I should add that the arrays passed to the function may have up to a few
million elements each.
Ole Nielsen at ANU (Australian National University), who gave a paper on
data
mining using Python at IPC9, suggested an improvement, shown below.
Provided the arrays are pre-sorted, Ole's function is about 40% faster
than my attempt, and about the same speed if the arrays aren't
pre-sorted.
However, Ole's function can be generalised to find the intersection of
more than
two arrays at a time. Most of the time is spent sorting the arrays, and
this
increases as N.log(N) as the total size of the concatenated arrays (N)
increases
(I checked this empirically).
def intersect(Arraylist):
C = sort(concatenate(Arraylist))
D = subtract(C[0:-n], C[n:]) #or
# D = convolve(C,[n,-n])
return compress(equal(D,0),C) #or
# return take(C,nonzero(equal(D,0)))
Paul Dubois suggested the following elegant alternative:
def intersect(x,y):
return compress(sum(equal(subtract.outer(x,y),0),1),x)
Unfortunately, perhaps due to the overhead of creating the rank-2 array
to
hold the results of the subtract.outer() method call, it turns out to be
slower than Ole's function, as well as using huge tracts of memory.

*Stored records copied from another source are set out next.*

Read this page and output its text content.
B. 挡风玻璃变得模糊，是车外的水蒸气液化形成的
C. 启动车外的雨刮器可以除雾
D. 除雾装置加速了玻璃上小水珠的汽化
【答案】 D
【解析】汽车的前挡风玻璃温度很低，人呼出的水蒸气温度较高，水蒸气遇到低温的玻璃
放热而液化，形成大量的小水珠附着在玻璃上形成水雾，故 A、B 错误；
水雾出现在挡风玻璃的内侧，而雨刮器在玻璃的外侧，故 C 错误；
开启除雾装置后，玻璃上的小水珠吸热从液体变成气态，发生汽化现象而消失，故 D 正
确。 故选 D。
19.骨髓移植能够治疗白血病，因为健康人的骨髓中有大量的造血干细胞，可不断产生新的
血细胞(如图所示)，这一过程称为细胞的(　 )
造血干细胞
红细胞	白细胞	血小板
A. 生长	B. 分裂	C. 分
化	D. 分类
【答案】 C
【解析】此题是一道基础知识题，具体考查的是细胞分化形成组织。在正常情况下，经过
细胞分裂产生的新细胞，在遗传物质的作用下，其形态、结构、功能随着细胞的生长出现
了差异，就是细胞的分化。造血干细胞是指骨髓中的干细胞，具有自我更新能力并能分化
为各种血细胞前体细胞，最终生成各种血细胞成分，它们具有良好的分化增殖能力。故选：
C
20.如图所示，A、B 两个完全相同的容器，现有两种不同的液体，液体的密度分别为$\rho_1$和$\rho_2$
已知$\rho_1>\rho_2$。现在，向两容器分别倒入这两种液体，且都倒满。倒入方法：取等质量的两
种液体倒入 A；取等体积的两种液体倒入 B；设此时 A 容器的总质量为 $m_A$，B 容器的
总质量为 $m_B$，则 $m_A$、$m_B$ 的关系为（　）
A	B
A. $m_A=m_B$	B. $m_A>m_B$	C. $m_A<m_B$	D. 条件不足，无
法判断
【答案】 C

My questions for the list, are:
a) can anyone suggest any further optimisation of Ole's function, or
some
alternative?
b) how much do you think would be gained by re-implementing this
function in C using the Numpy C API? If such an effort would be
worthwhile,
are there any things we should consider while tackling this task?
Regards,
Tim Churches
Sydney, Australia